I don't think it's any secret that the Australian dollar is on a tear right now, some recent macro data upside surprises and extreme hedge fund positioning have added to its strength. The Canadian dollar on the other hand is suffering, lower inflation and falling oil prices will see the Bank of Canada cut rates again this week.
This is why the AUD/CAD chart is very appealing, especially as now the price has broken out of a long term consolidation pattern.
AUD Strength Here to Stay?
The Aussie dollar has been the strongest performer in the G10 and was up 1.45% against the USD last week. It has also stormed through other stronger currencies like the GBP, CHF and EUR.
This move has been supported by the recent labour market data which has been holding up. Unemployment fell to 4.2% in July and expectations for August seem steady. The RBA is still cautious, but the jobs data gives them cover to cut rates slowly rather than aggressively as first thought.
CAD Woes
The Canadian dollar on the other hand is under pressure.
Weaker data prints including softer builder permits and lower inflation is a sign of slowing consumer demand.
Oil prices have also been coming down and steadying, with Canada being a large exporter of oil, profits could be much lower.

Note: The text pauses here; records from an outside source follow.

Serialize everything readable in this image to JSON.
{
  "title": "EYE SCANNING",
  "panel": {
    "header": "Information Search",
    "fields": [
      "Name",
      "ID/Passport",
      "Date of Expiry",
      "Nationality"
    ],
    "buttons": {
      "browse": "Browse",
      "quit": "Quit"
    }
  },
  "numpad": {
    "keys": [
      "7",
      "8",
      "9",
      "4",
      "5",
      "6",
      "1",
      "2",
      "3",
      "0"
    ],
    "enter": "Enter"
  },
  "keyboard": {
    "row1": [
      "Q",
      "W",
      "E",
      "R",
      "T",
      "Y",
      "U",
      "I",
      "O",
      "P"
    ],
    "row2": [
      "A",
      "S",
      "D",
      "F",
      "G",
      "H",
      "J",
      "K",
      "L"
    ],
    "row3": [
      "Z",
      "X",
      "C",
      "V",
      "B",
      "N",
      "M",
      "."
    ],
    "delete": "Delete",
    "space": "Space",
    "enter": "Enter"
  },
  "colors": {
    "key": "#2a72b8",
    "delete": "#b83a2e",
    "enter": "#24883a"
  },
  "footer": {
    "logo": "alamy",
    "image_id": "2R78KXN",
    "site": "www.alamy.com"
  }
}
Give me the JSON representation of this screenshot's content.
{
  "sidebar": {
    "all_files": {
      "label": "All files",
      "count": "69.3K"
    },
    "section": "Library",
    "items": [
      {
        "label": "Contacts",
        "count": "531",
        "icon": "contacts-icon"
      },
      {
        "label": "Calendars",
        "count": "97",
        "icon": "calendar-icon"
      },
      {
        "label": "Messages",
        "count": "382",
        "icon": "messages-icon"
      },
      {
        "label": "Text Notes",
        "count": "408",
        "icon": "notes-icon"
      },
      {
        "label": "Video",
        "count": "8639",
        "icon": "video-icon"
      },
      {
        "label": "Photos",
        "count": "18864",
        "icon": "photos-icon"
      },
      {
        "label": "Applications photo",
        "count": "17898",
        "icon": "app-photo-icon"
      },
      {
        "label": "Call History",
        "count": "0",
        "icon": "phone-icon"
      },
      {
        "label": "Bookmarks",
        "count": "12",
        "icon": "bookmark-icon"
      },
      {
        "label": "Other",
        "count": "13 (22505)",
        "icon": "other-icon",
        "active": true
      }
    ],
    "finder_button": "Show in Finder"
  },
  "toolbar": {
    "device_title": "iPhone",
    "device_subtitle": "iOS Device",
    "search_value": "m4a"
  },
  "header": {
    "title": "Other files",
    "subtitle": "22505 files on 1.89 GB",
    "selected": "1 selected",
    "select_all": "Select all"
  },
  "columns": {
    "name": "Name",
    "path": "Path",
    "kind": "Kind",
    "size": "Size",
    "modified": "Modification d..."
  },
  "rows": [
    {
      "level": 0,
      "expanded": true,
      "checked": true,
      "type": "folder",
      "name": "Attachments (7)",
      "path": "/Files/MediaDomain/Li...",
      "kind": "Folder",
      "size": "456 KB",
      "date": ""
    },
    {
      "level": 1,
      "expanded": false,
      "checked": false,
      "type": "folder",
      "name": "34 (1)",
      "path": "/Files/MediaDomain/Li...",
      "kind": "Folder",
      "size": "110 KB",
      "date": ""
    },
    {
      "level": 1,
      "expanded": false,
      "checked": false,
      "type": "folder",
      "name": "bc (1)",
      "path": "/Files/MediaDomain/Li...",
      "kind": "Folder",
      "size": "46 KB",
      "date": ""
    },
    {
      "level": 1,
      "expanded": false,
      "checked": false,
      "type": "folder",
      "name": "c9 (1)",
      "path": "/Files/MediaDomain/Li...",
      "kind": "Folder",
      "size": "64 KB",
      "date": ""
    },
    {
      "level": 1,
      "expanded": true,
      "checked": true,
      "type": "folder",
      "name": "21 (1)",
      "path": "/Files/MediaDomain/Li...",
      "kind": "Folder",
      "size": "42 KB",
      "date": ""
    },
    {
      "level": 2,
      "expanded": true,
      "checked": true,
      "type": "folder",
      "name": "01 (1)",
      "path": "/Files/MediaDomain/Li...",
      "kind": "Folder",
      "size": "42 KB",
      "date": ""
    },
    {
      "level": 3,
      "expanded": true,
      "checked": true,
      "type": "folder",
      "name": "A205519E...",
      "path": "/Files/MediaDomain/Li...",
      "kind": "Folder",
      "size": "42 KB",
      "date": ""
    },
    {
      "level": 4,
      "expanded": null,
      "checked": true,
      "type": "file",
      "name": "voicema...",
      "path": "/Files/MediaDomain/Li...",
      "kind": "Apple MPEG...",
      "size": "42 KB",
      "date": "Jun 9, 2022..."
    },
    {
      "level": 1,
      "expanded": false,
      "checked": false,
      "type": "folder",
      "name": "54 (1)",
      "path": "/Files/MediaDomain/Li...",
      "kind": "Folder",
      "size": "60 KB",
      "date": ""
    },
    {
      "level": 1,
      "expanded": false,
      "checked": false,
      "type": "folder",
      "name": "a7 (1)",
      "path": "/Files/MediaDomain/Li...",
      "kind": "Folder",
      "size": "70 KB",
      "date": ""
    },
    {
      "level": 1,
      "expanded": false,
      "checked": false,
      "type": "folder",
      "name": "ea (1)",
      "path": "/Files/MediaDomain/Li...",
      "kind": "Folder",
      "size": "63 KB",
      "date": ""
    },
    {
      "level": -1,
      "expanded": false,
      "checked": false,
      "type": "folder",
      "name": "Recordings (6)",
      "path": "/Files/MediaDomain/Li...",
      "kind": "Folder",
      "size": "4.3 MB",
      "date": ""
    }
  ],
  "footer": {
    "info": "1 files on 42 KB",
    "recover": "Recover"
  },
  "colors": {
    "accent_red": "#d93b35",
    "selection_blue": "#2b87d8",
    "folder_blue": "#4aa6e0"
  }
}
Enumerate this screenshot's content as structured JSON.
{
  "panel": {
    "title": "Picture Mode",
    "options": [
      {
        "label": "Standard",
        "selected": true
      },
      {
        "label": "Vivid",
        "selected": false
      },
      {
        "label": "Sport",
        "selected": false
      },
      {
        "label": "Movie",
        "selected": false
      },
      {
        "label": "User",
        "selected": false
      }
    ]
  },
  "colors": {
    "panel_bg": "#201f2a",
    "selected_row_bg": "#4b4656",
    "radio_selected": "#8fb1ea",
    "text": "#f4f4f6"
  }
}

This week the Bank of Canada is forecast to cut interest rates for the first time since March of this year, lower interest rates often lead to currency depreciation.
AUD/CAD Long?

The price of AUD/CAD has broken out of a consolidation that formed back in May. This gives us a strong insight into the market's thoughts here, and upside potential is likely under the current circumstances. If the price is going to form a trend then a bullish opportunity might form on pullbacks into key support areas. The 0.9000 level could be that place. Targets for longs could reach as high as 0.9350 which is the 2024 high.